Thanks for the explanation. I got more out of your explanation than anything the DME or insurance company explained.
So the “bill rate” is entirely fictitious like “sticker price” on so many products?
Before my time, but I think the disconnect between the bill rate and normal provider pricing expectations all started back in the 1960's, when Medicare first came into existence. Then private insurance got involved and things just got more and more complicated.
Credit reports should -and DO as it turns out - leave out the insane cost of medical care
My mother told me once that when I was born my father had just got out of flying with the Marines they had no medical insurance yet. I cost $75
We have come to expect outrageousness in medicine. This ruling is a testament to medical cost outrageousness
i bought one of those unicorns.
It got cancer and I had to put it down. I couldn’t afford the veterinary bills.
Well, a federal law required them to publish their rates per procedure about ten years ago.
Now…understanding your procedure and everything it entails pretty much requires a degree in medical coding and hospital administrative procedures.
But…the prices are available.
I can answer that.
There is the retail price. That’s the $300.
Then there is the Medicare contract price. That is the price that Medicare tells providers it will pay. Honestly, that is the basis for most hospital based healthcare costs.
The insurance companies will look at the Medicare contract price and determine what their base will bear—that is, what do their customers need and what can they pay to insure a profit for the insurance company.
This is the price the insurance company will contract with your provider. That is the $100 price.
Since you haven’t hit your deductible or out of pocket, they will pay the 85% of their contract price. You owe the $16.
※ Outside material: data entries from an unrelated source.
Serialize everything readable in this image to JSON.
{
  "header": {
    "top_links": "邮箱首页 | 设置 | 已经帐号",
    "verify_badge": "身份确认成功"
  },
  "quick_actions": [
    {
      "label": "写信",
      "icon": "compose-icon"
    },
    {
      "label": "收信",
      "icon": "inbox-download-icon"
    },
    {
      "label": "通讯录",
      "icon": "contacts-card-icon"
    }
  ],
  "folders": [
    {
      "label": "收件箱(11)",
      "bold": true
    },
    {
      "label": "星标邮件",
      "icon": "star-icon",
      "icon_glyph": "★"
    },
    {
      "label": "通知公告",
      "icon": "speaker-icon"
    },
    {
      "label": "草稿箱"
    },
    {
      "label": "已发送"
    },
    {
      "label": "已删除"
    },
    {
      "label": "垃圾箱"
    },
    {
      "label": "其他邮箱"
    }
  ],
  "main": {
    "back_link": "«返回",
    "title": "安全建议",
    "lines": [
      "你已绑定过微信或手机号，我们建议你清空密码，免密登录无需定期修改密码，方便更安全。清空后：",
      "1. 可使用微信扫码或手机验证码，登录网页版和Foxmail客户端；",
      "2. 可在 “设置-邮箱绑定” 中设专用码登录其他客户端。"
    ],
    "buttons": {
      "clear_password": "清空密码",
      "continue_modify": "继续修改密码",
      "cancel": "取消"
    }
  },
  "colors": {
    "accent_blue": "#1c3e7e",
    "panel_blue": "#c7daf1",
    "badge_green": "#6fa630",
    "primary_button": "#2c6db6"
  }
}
Think of the first price as the un-discounted suggested retail price. And no one pays retail.
In a lot of cases its the few thousand before the deductible that end up as bad debt for the hospitals. Unfortunately…it’s THAT money that ends up paying for the hospitals uncovered expenses.
If someone is in the ICU, $12k is about one day of coverage. My wife was in cardiac care for two days, and it was about $8k a day. ICU is a step up.
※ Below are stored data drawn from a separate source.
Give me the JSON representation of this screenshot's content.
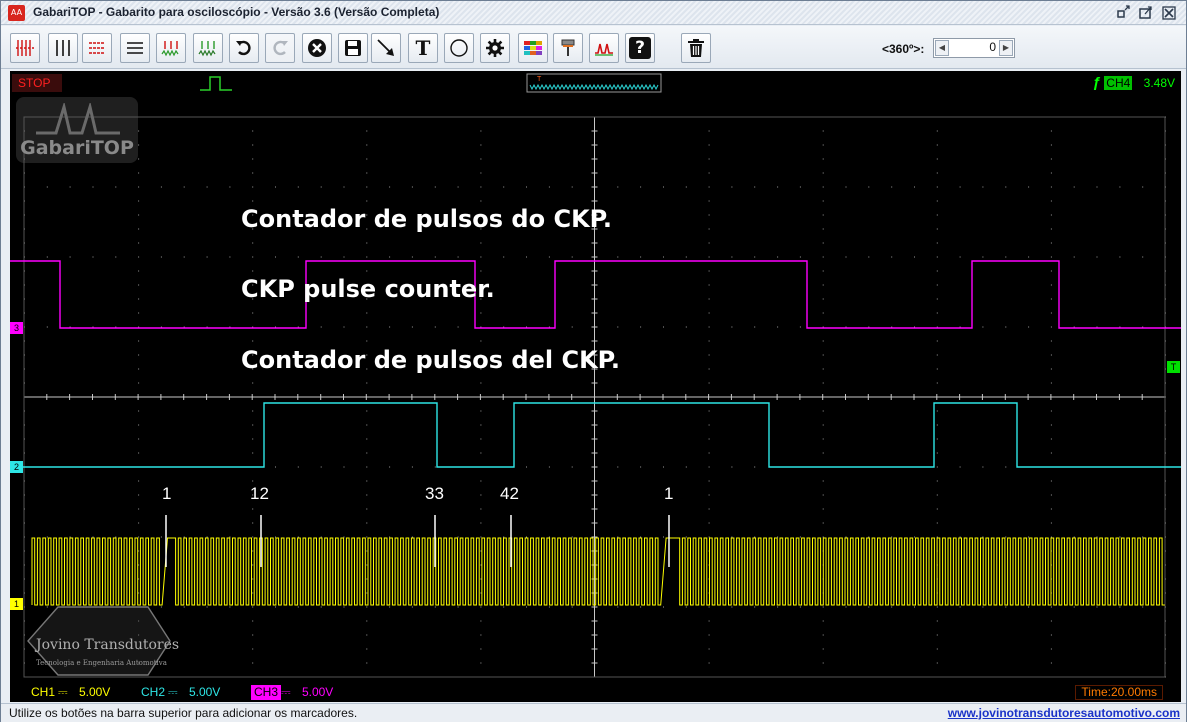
{
  "window": {
    "title": "GabariTOP - Gabarito para osciloscópio - Versão 3.6 (Versão Completa)",
    "app_icon_text": "AA"
  },
  "toolbar": {
    "buttons": [
      {
        "name": "vertical-cursors-red-icon"
      },
      {
        "name": "vertical-cursors-icon"
      },
      {
        "name": "horizontal-cursors-red-icon"
      },
      {
        "name": "horizontal-cursors-icon"
      },
      {
        "name": "waveform-markers-red-icon"
      },
      {
        "name": "waveform-markers-green-icon"
      },
      {
        "name": "undo-icon"
      },
      {
        "name": "redo-icon"
      },
      {
        "name": "close-circle-icon"
      },
      {
        "name": "save-icon"
      },
      {
        "name": "arrow-tool-icon"
      },
      {
        "name": "text-tool-icon",
        "glyph": "T"
      },
      {
        "name": "circle-tool-icon"
      },
      {
        "name": "settings-gear-icon"
      },
      {
        "name": "color-palette-icon"
      },
      {
        "name": "paint-brush-icon"
      },
      {
        "name": "waveform-peaks-icon"
      },
      {
        "name": "help-icon",
        "glyph": "?"
      },
      {
        "name": "trash-icon"
      }
    ],
    "rotation_label": "<360º>:",
    "rotation_value": "0"
  },
  "status_strip": {
    "run_state": "STOP",
    "trigger_channel": "CH4",
    "trigger_level": "3.48V"
  },
  "annotations": {
    "line_pt": "Contador de pulsos do CKP.",
    "line_en": "CKP pulse counter.",
    "line_es": "Contador de pulsos del CKP."
  },
  "markers": [
    "1",
    "12",
    "33",
    "42",
    "1"
  ],
  "watermarks": {
    "gabari": "GabariTOP",
    "jovino_name": "Jovino Transdutores",
    "jovino_sub": "Tecnologia e Engenharia Automotiva"
  },
  "channels": [
    {
      "name": "CH1",
      "scale": "5.00V",
      "color": "#ffff00"
    },
    {
      "name": "CH2",
      "scale": "5.00V",
      "color": "#00ffff"
    },
    {
      "name": "CH3",
      "scale": "5.00V",
      "color": "#ff00ff"
    }
  ],
  "channel_badges": [
    "3",
    "2",
    "1",
    "T"
  ],
  "timebase": "Time:20.00ms",
  "status": {
    "message": "Utilize os botões na barra superior para adicionar os marcadores.",
    "link": "www.jovinotransdutoresautomotivo.com"
  },
  "colors": {
    "ch1": "#ffff00",
    "ch2": "#2ee6e6",
    "ch3": "#ff00ff",
    "trigger": "#00ff00",
    "grid": "#9a9a9a",
    "stop": "#ff2020",
    "time": "#ff7a00"
  }
}
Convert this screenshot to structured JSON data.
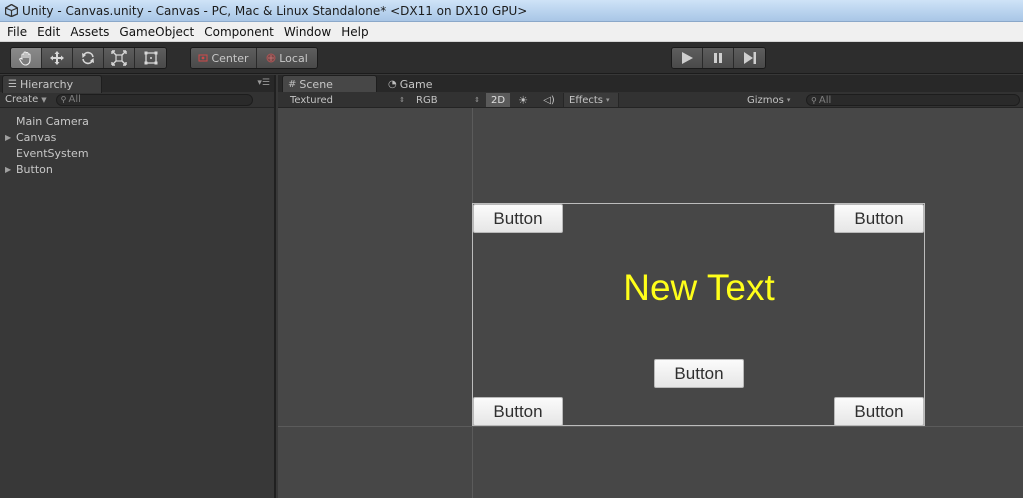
{
  "window": {
    "title": "Unity - Canvas.unity - Canvas - PC, Mac & Linux Standalone* <DX11 on DX10 GPU>"
  },
  "menu": [
    "File",
    "Edit",
    "Assets",
    "GameObject",
    "Component",
    "Window",
    "Help"
  ],
  "toolbar": {
    "tools": [
      "hand-icon",
      "move-icon",
      "rotate-icon",
      "scale-icon",
      "rect-tool-icon"
    ],
    "active_tool": "hand-icon",
    "pivot_label": "Center",
    "space_label": "Local",
    "playback": [
      "play-icon",
      "pause-icon",
      "step-icon"
    ]
  },
  "hierarchy": {
    "tab_label": "Hierarchy",
    "create_label": "Create",
    "search_placeholder": "All",
    "items": [
      {
        "label": "Main Camera",
        "expandable": false
      },
      {
        "label": "Canvas",
        "expandable": true
      },
      {
        "label": "EventSystem",
        "expandable": false
      },
      {
        "label": "Button",
        "expandable": true
      }
    ]
  },
  "scene": {
    "tabs": {
      "scene": "Scene",
      "game": "Game"
    },
    "shading": "Textured",
    "render_mode": "RGB",
    "mode_2d": "2D",
    "effects": "Effects",
    "gizmos": "Gizmos",
    "search_placeholder": "All"
  },
  "canvas": {
    "buttons": [
      "Button",
      "Button",
      "Button",
      "Button",
      "Button"
    ],
    "text": "New Text",
    "text_color": "#ffff1a"
  }
}
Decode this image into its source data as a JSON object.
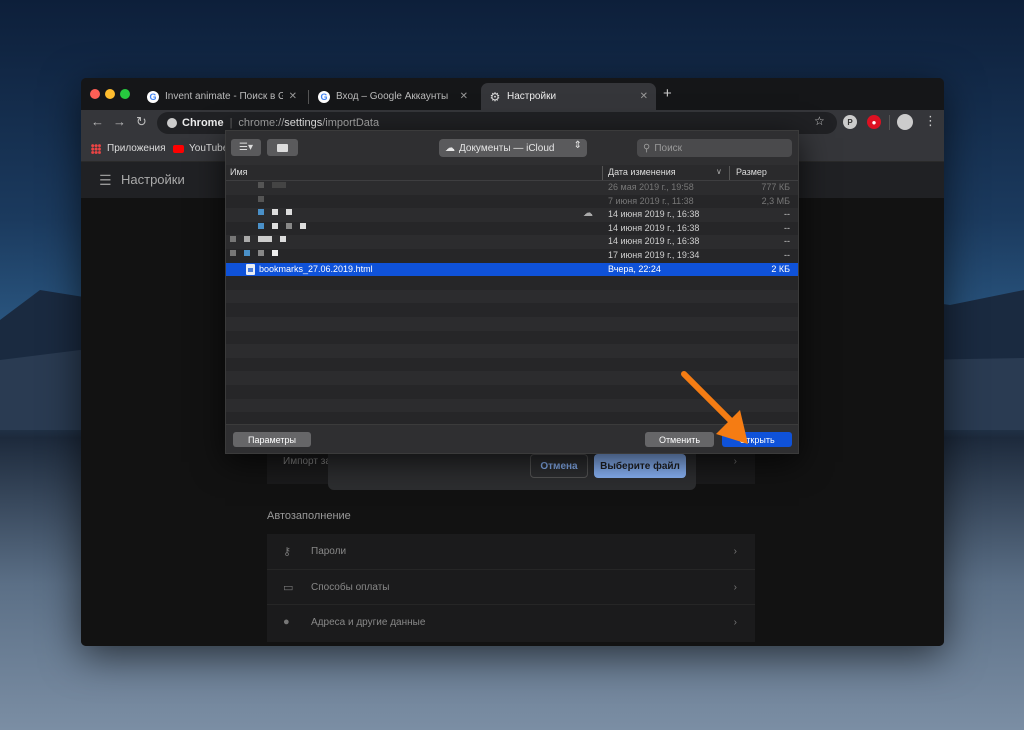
{
  "colors": {
    "accent": "#0f52d9",
    "selection": "#0f52d9",
    "chrome_accent": "#8ab4f8",
    "arrow": "#f57c13"
  },
  "tabs": [
    {
      "label": "Invent animate - Поиск в Google",
      "close": "✕",
      "icon": "google-icon"
    },
    {
      "label": "Вход – Google Аккаунты",
      "close": "✕",
      "icon": "google-icon"
    },
    {
      "label": "Настройки",
      "close": "✕",
      "icon": "gear-icon",
      "active": true
    }
  ],
  "toolbar": {
    "omni_chrome": "Chrome",
    "url_prefix": "chrome://",
    "url_host": "settings",
    "url_path": "/importData"
  },
  "bookmarks": [
    {
      "label": "Приложения",
      "icon": "apps-icon"
    },
    {
      "label": "YouTube",
      "icon": "youtube-icon"
    }
  ],
  "settings": {
    "title": "Настройки",
    "import_row_label": "Импорт за",
    "autofill_title": "Автозаполнение",
    "autofill_items": [
      {
        "label": "Пароли",
        "icon": "key-icon"
      },
      {
        "label": "Способы оплаты",
        "icon": "credit-card-icon"
      },
      {
        "label": "Адреса и другие данные",
        "icon": "location-pin-icon"
      }
    ],
    "import_dialog": {
      "cancel": "Отмена",
      "choose": "Выберите файл"
    }
  },
  "file_dialog": {
    "location": "Документы — iCloud",
    "search_placeholder": "Поиск",
    "columns": {
      "name": "Имя",
      "modified": "Дата изменения",
      "size": "Размер"
    },
    "files": [
      {
        "name": "",
        "date": "26 мая 2019 г., 19:58",
        "size": "777 КБ",
        "dim": true
      },
      {
        "name": "",
        "date": "7 июня 2019 г., 11:38",
        "size": "2,3 МБ",
        "dim": true
      },
      {
        "name": "",
        "date": "14 июня 2019 г., 16:38",
        "size": "--",
        "cloud": true
      },
      {
        "name": "",
        "date": "14 июня 2019 г., 16:38",
        "size": "--"
      },
      {
        "name": "",
        "date": "14 июня 2019 г., 16:38",
        "size": "--"
      },
      {
        "name": "",
        "date": "17 июня 2019 г., 19:34",
        "size": "--"
      },
      {
        "name": "bookmarks_27.06.2019.html",
        "date": "Вчера, 22:24",
        "size": "2 КБ",
        "selected": true
      }
    ],
    "footer": {
      "options": "Параметры",
      "cancel": "Отменить",
      "open": "Открыть"
    }
  }
}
Thanks, LT. I logged onto my insurance account yesterday and was astounded to see the total value of services provided to me this year was over $11,000. I’ve been to the doctor once, to Urgent Care once (COVID), had some routine lab work done, got the CPAP machine, and had a retina specialist examine my right eye. I couldn’t believe the total to-date is $11k.
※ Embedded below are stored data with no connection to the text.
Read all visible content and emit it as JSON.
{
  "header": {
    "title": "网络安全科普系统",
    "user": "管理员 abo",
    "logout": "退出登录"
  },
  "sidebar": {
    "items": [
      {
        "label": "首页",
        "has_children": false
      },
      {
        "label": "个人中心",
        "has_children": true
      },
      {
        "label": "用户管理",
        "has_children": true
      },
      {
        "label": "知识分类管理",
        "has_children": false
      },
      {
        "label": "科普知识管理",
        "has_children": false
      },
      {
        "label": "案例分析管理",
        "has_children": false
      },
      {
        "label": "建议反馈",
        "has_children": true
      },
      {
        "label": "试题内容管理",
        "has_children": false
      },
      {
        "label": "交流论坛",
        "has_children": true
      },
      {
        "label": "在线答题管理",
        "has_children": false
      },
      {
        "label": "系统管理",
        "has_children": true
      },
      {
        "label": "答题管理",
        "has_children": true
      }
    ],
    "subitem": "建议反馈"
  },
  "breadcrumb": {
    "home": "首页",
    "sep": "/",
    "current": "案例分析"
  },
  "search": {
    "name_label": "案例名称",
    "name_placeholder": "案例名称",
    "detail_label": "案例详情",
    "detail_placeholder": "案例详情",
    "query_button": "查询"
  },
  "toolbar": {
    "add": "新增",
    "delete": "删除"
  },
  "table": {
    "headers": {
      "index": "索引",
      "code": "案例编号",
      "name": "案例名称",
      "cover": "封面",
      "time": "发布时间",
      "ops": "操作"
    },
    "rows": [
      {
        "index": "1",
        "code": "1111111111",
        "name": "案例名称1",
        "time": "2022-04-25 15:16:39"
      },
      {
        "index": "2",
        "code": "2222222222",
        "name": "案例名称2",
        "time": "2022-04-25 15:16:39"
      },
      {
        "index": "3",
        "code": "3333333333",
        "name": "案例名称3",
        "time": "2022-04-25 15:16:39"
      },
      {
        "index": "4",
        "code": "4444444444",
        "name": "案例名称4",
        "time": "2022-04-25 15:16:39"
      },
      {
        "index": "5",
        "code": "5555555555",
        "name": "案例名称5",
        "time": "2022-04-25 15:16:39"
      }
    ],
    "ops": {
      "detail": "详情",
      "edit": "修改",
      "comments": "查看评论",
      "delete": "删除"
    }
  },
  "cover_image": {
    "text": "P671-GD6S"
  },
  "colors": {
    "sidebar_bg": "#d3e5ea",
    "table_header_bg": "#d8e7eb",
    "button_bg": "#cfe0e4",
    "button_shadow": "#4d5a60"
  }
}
That’s one of your best posts ever.
It’s outrageous
The medical billing sticker price is also called the “Paymaster” rate according to a long Fortune article I read several years ago. Fortunately there is no “adjusted market value” markup like at the car lots.
If you look at the profit margins of most hospitals you would see it is usually less than 3%—at least on not for profit systems.
Where those hospitals are getting killed is on the cost of capital to stay up to date on the “tech” side. Most of them had bonds in the 4-5% range. They just went up to the 9% rate. For facilities with razor thin margins, this will be the death of the mid sized non profit. They are already cutting services left and right.
Nursing and support staff are in short supply. So those costs are skyrocketing.
Healthcare is already a controlled market because of Medicare. Dont let anyone kid you, the government already sets the price. And they are not keeping up.